Scientific classification
- Domain: Eukaryota
- Clade: Sar
- Clade: Stramenopiles
- Phylum: Oomycota
- Class: Peronosporomycetes
- Order: Peronosporales
- Family: Peronosporaceae
- Genus: Phytophthora
- Species: P. megasperma
- Binomial name: Phytophthora megasperma Drechsler, (1931)
- Synonyms: Pythiomorpha miyabeana S. Ito & Nagai, (1931);

= Phytophthora megasperma =

- Genus: Phytophthora
- Species: megasperma
- Authority: Drechsler, (1931)
- Synonyms: Pythiomorpha miyabeana S. Ito & Nagai, (1931)
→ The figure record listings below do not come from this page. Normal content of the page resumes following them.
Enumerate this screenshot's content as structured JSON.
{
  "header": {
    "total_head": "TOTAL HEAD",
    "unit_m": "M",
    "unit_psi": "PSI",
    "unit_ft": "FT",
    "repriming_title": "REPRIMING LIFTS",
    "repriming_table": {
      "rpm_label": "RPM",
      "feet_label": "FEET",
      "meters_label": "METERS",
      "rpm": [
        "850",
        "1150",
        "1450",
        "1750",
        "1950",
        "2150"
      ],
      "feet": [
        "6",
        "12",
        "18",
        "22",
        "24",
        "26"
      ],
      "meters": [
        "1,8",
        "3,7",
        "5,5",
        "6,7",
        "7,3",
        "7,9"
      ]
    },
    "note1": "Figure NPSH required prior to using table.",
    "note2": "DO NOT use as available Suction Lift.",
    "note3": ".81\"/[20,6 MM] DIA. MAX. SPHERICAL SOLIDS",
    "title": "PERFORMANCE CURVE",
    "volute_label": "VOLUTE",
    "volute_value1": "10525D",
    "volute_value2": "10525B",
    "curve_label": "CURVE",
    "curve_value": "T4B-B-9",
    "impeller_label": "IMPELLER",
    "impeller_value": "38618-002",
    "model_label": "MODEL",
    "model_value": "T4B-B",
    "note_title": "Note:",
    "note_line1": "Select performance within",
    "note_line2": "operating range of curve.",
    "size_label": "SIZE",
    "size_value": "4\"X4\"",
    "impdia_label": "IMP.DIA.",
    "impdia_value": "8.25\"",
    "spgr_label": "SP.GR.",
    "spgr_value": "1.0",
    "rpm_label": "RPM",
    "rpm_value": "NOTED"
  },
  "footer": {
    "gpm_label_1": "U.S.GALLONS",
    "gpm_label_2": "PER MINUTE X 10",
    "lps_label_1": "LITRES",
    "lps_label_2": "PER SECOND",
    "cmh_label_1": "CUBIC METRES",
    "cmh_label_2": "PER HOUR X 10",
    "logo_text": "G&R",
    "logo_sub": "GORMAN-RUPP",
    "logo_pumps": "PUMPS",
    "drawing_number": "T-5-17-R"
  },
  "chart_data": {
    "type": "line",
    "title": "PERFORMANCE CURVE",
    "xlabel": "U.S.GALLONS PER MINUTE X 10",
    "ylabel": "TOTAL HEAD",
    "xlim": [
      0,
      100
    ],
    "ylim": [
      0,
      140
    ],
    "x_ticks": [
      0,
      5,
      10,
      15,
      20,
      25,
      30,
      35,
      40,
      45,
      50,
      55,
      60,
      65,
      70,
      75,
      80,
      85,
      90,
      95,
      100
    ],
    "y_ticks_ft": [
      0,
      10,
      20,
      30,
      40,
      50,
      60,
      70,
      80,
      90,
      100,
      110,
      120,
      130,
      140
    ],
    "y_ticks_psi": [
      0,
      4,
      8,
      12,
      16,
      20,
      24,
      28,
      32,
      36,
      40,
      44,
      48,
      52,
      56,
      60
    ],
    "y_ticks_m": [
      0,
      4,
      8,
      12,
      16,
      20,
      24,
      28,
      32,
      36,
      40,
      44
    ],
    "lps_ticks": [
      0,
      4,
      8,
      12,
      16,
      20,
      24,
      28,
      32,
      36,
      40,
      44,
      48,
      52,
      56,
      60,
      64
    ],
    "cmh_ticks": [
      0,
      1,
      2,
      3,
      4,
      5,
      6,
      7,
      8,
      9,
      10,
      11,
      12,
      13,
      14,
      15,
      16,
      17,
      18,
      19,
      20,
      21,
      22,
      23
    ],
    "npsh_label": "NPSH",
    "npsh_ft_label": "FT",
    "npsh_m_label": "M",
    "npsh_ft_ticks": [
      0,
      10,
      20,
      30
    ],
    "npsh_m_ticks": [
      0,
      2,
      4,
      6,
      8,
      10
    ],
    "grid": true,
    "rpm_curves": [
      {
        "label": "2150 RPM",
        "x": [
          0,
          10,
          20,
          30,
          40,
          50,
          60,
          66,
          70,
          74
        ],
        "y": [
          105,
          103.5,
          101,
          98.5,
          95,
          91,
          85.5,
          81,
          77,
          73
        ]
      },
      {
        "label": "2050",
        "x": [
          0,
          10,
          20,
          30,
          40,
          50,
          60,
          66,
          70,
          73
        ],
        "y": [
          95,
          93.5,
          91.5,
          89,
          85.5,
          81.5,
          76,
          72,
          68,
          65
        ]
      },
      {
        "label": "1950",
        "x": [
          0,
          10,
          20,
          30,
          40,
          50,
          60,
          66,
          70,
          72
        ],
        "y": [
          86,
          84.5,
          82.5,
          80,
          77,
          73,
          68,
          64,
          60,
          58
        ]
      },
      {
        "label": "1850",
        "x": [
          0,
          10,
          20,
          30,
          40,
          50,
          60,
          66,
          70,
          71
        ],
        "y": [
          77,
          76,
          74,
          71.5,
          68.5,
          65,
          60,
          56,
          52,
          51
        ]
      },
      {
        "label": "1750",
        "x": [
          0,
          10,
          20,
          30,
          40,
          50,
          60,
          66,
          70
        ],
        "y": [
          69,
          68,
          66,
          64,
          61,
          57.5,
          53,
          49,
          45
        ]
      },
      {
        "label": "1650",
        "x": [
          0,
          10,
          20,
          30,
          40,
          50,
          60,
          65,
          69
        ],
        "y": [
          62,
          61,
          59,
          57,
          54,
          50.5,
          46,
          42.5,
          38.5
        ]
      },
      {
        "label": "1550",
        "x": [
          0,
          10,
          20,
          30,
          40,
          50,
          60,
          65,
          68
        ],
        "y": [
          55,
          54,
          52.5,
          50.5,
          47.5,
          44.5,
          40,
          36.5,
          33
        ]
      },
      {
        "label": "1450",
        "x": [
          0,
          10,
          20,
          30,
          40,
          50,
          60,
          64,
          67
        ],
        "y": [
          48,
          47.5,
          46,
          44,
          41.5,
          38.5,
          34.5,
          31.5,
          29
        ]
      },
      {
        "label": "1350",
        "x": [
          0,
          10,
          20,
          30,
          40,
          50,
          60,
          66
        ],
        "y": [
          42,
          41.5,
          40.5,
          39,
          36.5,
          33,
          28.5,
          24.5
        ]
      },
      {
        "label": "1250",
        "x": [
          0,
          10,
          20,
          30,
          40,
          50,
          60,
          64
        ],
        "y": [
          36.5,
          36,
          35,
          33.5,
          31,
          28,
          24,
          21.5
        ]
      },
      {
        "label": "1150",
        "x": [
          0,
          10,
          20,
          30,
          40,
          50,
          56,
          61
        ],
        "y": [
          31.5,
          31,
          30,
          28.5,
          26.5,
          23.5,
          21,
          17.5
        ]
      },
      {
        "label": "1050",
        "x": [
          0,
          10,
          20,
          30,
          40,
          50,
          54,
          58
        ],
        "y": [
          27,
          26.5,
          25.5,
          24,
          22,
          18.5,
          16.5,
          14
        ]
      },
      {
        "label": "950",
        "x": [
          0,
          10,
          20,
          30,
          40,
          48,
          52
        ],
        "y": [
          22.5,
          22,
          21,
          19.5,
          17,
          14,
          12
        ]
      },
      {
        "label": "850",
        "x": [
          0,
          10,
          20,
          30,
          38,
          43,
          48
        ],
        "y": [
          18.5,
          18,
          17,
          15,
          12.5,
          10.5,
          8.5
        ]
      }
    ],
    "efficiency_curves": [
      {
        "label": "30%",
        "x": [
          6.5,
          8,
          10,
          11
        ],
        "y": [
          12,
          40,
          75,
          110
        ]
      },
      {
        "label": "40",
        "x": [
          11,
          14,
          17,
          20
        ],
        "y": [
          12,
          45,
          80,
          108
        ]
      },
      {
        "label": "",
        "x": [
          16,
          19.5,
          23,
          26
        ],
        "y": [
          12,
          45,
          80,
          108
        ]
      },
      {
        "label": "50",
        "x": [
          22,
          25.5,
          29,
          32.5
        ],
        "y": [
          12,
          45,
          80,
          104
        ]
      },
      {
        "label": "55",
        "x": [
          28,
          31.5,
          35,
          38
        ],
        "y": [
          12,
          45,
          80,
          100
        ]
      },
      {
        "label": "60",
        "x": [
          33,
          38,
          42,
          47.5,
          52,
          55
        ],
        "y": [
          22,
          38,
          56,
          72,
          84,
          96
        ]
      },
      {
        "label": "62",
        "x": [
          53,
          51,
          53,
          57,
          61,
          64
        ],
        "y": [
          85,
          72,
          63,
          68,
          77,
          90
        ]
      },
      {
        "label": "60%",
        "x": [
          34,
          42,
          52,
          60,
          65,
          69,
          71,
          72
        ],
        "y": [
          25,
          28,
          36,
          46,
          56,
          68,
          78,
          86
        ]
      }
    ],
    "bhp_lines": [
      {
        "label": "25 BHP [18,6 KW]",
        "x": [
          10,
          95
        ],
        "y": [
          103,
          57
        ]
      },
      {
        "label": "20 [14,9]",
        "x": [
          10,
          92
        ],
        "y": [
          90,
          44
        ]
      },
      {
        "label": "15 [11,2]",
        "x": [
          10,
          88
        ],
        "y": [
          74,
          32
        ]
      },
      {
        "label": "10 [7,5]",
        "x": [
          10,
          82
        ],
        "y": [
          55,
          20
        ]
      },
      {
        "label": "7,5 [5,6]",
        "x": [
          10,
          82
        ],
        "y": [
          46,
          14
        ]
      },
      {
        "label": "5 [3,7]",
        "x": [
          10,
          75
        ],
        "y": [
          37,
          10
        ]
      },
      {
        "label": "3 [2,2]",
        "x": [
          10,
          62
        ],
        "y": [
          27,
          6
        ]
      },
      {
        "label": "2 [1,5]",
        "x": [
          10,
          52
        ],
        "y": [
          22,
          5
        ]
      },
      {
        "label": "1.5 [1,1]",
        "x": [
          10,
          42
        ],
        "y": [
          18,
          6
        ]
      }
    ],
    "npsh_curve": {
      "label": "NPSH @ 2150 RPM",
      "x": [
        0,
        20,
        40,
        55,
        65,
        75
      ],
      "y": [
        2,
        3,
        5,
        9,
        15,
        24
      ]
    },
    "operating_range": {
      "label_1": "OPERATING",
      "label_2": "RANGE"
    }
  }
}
Species of single-celled organism

Phytophthora megasperma is a species of water mould in the family Peronosporaceae. It is well known as a plant pathogen with many hosts. It often causes a plant disease called root rot.

==Taxonomy==
This is a poorly defined species which is generally called a species complex. Its name applies to water moulds of many forms, functions, and host preferences, many of which are actually different species which have not yet been separated and described. Some species previously treated as part of the complex include Phytophthora rosacearum, P. sansomeana, P. sojae, P. medicaginis, and P. trifolii. A form of P. megasperma is suspected to be a separate species when it is recognized to have host specificity, when it is found attacking just one host plant; alfalfa in the case of P. medicaginis, for example.

==Host species==
Water moulds in the P. megasperma complex can be found on a multitude of host plants, including many agricultural crops. It has been noted on soybeans, kiwifruit (Actinidia chinensis var. deliciosa), horse chestnut (Aesculus hippocastanum), hollyhock (Alcea rosea), asparagus (Asparagus officinalis), Brassica oleracea, crops such as cabbage, cauliflower, safflower (Carthamus tinctorius), Port Orford cedar (Chamaecyparis lawsoniana), chickpea (Cicer arietinum), carrot (Daucus carota), carnation (Dianthus caryophyllus), eucalyptus (Eucalyptus spp.), walnut (Juglans regia), apple (Malus domestica), pines (Pinus spp.), stone fruit such as apricot, cherry, plum, and peach, Douglas fir (Pseudotsuga menziesii), sugarcane (Saccharum officinarum), and potato (Solanum tuberosum).